Limit drinking to reduce risk to heart
By Amy Tousman
By Amy Tousman
Q. I thought alcohol was supposed to be good for your heart, but now I hear it causes strokes, should I drink or not?
A. Moderate alcohol consumption — defined as one drink daily for women and two drinks daily for men — may be beneficial in preventing heart disease and strokes, especially red wine. But drinking more than that cancels the benefits.
A study published in September's issue of Circulation adds to the large body of evidence that heavy drinking can significantly increase the risk of stroke.
Researchers at Boston's Beth Israel Deaconess Medical Center used information from the Copenhagen City Heart study that tracked 16,415 people for 18 years. The researchers analyzed data on the consumption of beer, wine and spirits.
Results showed that in men, 35 or more drinks per week (about five drinks a day) increased the risk of atrial fibrillation. This is a condition that produces a rapid, irregular heartbeat preventing blood from being completely pumped from the heart. This can cause blood to pool in the heart and form clots. The blood clots can travel to the brain and block an artery there, causing a stroke.
Atrial fibrillation causes 15 percent to 20 percent of strokes. During the study, 1,071 cases of atrial fibrillation were documented. Risk of atrial fibrillation increased by 45 percent in men who were heavy drinkers compared to non-drinkers and light drinkers. The risk rose to 63 percent after researchers adjusted for other conditions that can cause atrial fibrillation such as high blood pressure.
No increased incidence of atrial fibrillation was seen in women. However, few of them were heavy drinkers.

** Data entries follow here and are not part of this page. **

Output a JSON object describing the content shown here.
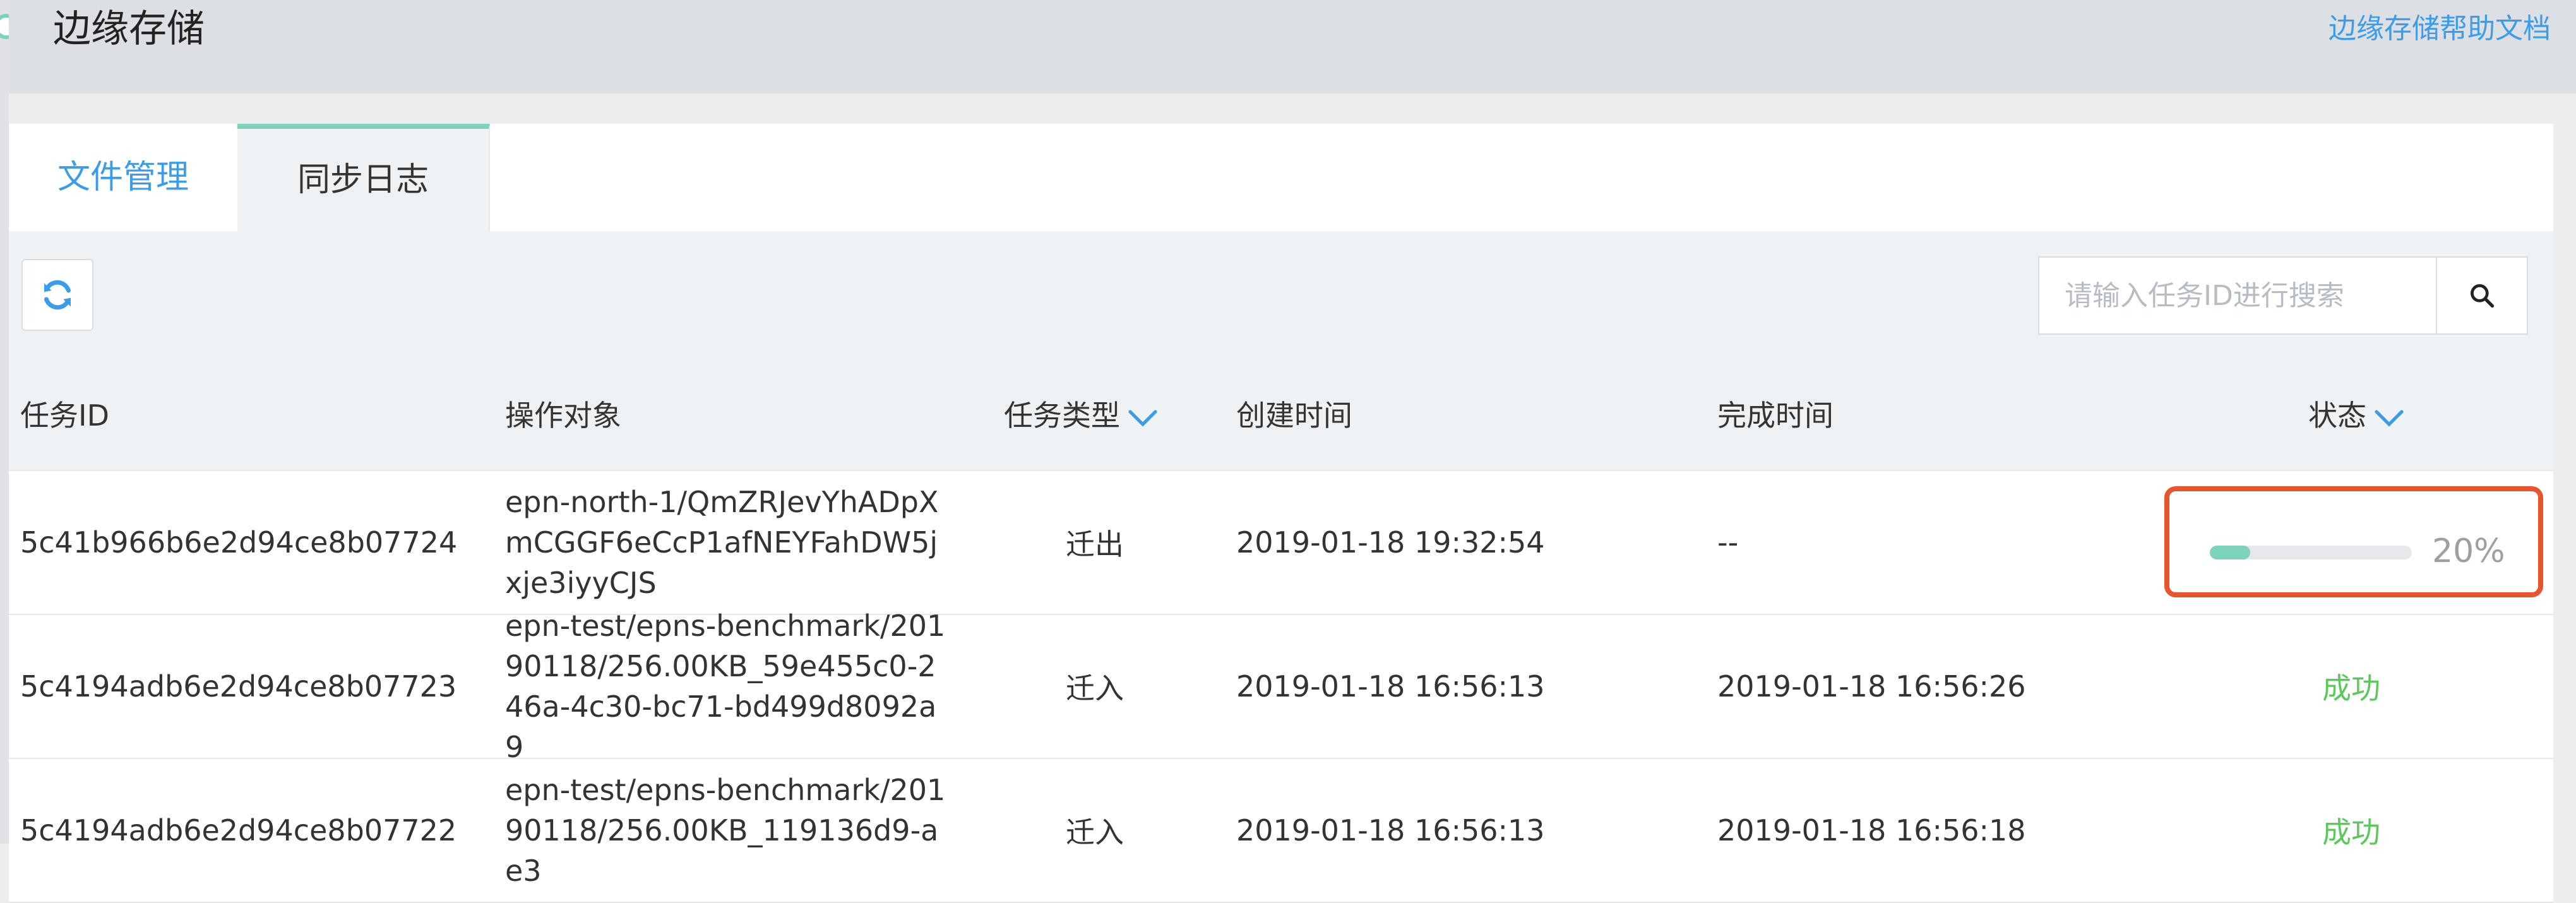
{
  "header": {
    "title": "边缘存储",
    "help_link": "边缘存储帮助文档"
  },
  "tabs": [
    {
      "label": "文件管理",
      "active": false
    },
    {
      "label": "同步日志",
      "active": true
    }
  ],
  "toolbar": {
    "refresh_icon": "refresh-icon",
    "search_placeholder": "请输入任务ID进行搜索",
    "search_value": "",
    "search_icon": "search-icon"
  },
  "table": {
    "columns": {
      "task_id": "任务ID",
      "object": "操作对象",
      "task_type": "任务类型",
      "created": "创建时间",
      "finished": "完成时间",
      "status": "状态"
    },
    "rows": [
      {
        "task_id": "5c41b966b6e2d94ce8b07724",
        "object": "epn-north-1/QmZRJevYhADpXmCGGF6eCcP1afNEYFahDW5jxje3iyyCJS",
        "task_type": "迁出",
        "created": "2019-01-18 19:32:54",
        "finished": "--",
        "progress_percent": 20,
        "progress_label": "20%"
      },
      {
        "task_id": "5c4194adb6e2d94ce8b07723",
        "object": "epn-test/epns-benchmark/20190118/256.00KB_59e455c0-246a-4c30-bc71-bd499d8092a9",
        "task_type": "迁入",
        "created": "2019-01-18 16:56:13",
        "finished": "2019-01-18 16:56:26",
        "status": "成功"
      },
      {
        "task_id": "5c4194adb6e2d94ce8b07722",
        "object": "epn-test/epns-benchmark/20190118/256.00KB_119136d9-ae3",
        "task_type": "迁入",
        "created": "2019-01-18 16:56:13",
        "finished": "2019-01-18 16:56:18",
        "status": "成功"
      }
    ]
  },
  "colors": {
    "accent": "#3b9de8",
    "active_tab_border": "#7bd3ba",
    "success": "#5cc85c",
    "highlight_box": "#e8542d"
  }
}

It would be safe to assume that if women drank the same amount as men, their risk would also increase.
Most men in the heavy-drinking category consumed mostly beer. The pattern of drinking daily or just on weekends didn't matter, only the weekly total.
Heavy drinking also increases blood pressure. High blood pressure increases stroke risk, even when atrial fibrillation is not present, by straining blood vessels, leading to narrowing of the arteries and the formation of blood clots.
You can also decrease your risk of stroke by quitting smoking, eating healthily, exercising and controlling your blood pressure.
Amy Tousman is a registered dietitian with the Health Education Center of Straub Clinic and Hospital. Hawai'i experts in traditional medicine, naturopathic medicine and diet take turns writing the Prescriptions column. Send your questions to: Prescriptions, Island Life, The Advertiser, P.O. Box 3110, Honolulu, HI 96802; fax 535-8170; e-mail firstname.lastname@example.org. This column is not intended to provide medical advice.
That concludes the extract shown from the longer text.